“You must be careful,” he said. “You must take no liberties.” The thin tide of life seemed to thrill rather than to throb under his finger.

The old man chuckled.

“I’ve got brother Jarge’s girl to look after me now. She’ll see I don’t break barracks or do what I hadn’t ought to. Why, darn my skin, I knew something was amiss!

“With what?”

“Why, with them soldiers. You saw them pass, doctor—eh? They’d forgot their stocks. Not one on ’em had his stock on.” He croaked and chuckled for a long time over his discovery. “It wouldn’t ha’ done for the Dook!” he muttered. “No, by Jimini! the Dook would ha’ had a word there.”
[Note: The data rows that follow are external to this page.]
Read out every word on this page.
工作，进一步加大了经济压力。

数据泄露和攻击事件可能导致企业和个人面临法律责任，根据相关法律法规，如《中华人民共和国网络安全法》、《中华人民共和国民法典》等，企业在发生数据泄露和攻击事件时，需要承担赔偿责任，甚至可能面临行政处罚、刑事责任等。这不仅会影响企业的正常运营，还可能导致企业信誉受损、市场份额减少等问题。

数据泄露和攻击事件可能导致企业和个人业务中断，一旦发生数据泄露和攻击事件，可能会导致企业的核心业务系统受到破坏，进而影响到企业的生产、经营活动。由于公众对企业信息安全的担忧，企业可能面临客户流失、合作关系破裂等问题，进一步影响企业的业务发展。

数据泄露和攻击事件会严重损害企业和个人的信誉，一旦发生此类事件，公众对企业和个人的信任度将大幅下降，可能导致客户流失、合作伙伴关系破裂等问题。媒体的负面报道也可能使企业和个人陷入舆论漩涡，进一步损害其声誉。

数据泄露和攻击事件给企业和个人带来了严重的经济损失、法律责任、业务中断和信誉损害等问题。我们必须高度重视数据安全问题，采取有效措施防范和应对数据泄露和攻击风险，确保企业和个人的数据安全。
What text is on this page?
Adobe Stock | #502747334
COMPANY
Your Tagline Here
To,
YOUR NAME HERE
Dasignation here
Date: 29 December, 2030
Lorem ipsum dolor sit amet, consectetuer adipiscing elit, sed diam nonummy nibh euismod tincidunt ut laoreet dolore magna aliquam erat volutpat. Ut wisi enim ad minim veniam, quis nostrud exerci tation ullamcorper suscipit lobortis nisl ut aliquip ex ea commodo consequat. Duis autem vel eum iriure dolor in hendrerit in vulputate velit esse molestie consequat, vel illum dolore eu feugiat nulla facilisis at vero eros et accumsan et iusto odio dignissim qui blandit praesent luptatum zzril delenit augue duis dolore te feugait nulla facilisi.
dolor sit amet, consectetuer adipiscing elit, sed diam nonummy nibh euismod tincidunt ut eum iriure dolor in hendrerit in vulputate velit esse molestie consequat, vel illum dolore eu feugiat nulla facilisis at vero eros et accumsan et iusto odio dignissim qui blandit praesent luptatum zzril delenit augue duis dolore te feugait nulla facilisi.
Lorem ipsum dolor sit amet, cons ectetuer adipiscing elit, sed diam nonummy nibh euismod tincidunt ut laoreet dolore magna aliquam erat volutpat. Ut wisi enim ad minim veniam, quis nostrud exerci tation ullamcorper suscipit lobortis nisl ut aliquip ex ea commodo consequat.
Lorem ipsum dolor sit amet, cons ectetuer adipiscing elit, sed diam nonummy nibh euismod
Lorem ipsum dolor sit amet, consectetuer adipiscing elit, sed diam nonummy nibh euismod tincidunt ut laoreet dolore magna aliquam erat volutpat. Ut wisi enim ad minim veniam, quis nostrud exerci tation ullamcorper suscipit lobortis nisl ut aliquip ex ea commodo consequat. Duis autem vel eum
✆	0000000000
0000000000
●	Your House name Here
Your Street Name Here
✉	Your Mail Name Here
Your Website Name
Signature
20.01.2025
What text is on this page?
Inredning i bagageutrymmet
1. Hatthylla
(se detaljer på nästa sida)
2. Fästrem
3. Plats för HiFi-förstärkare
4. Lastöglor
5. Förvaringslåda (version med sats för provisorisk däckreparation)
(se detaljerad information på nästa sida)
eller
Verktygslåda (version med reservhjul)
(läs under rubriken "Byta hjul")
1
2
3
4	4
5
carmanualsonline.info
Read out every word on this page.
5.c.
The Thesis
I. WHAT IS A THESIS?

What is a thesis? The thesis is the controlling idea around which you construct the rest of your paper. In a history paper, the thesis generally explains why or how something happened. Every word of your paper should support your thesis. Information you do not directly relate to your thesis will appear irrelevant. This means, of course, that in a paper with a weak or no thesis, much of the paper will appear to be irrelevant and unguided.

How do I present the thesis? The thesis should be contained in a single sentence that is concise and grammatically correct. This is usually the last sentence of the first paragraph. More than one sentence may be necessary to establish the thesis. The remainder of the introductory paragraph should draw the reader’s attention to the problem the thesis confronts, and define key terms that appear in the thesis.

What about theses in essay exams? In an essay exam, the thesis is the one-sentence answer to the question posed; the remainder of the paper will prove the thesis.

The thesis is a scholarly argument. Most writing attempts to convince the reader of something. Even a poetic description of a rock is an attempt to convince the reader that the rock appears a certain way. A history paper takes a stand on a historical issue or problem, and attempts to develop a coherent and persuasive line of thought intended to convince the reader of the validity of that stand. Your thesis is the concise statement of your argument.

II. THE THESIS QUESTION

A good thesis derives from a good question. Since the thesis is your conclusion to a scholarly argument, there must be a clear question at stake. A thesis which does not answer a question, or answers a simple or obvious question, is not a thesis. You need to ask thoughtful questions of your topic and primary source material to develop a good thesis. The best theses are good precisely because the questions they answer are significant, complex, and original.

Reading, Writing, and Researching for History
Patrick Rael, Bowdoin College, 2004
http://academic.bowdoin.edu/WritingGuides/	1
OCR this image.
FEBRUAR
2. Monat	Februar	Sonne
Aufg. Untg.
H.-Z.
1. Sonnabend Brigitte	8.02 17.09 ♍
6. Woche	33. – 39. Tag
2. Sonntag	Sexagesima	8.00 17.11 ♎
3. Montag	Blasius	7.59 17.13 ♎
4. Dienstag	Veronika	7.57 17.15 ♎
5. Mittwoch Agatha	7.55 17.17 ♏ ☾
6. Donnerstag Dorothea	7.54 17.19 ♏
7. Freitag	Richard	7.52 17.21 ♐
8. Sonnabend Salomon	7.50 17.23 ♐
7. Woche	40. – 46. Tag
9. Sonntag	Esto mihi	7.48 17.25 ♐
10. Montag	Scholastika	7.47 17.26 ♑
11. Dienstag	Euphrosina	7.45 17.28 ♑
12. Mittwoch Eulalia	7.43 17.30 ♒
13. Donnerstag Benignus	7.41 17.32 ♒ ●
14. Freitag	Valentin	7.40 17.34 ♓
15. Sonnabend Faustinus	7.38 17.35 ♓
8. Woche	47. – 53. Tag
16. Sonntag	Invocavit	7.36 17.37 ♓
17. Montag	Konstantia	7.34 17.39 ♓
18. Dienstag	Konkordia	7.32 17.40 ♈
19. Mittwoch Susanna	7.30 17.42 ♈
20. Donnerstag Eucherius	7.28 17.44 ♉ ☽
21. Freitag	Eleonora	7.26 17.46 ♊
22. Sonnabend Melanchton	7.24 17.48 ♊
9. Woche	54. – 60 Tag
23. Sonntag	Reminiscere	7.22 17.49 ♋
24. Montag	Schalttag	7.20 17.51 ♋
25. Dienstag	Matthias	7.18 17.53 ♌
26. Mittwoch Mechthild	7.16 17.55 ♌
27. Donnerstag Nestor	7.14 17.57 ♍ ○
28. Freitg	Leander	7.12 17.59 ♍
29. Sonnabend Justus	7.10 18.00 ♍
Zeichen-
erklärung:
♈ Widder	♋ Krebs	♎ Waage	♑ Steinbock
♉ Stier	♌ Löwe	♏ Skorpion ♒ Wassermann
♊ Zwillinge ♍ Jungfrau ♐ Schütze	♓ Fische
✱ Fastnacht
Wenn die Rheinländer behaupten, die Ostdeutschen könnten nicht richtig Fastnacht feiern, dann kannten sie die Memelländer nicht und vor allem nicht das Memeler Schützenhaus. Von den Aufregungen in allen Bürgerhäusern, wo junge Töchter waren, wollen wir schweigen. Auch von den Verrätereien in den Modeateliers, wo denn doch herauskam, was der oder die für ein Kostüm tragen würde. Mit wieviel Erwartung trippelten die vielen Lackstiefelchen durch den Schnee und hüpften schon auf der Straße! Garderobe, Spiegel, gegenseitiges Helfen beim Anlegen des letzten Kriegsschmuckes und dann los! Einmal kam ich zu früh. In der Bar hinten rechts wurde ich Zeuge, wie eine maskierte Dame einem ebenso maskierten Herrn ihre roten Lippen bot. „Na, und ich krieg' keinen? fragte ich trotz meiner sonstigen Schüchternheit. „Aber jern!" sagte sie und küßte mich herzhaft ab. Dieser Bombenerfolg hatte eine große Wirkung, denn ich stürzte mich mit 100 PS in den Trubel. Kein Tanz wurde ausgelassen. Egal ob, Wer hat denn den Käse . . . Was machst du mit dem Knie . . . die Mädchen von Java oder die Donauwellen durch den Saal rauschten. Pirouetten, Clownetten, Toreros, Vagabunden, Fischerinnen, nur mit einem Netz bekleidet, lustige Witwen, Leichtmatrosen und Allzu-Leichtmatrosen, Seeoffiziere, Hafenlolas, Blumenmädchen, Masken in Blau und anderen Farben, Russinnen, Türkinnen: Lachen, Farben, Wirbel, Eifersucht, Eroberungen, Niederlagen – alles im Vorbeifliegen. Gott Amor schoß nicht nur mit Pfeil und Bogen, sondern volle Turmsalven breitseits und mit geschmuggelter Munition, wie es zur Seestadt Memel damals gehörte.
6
The doctor smiled. “Well, you are doing very well,” said he. “I’ll look in once a week or so, and see how you are.” As Norah followed him to the door, he beckoned her outside.

“He is very weak,” he whispered. “If you find him failing you must send for me.”

“What ails him, doctor?”

“Ninety years ails him. His arteries are pipes of lime. His heart is shrunken and flabby. The man is worn out.”

Norah stood watching the brisk figure of the young doctor, and pondering over these new responsibilities which had come upon her. When she turned a tall, brown-faced artilleryman, with the three gold chevrons of sergeant upon his arm, was standing, carbine in hand, at her elbow.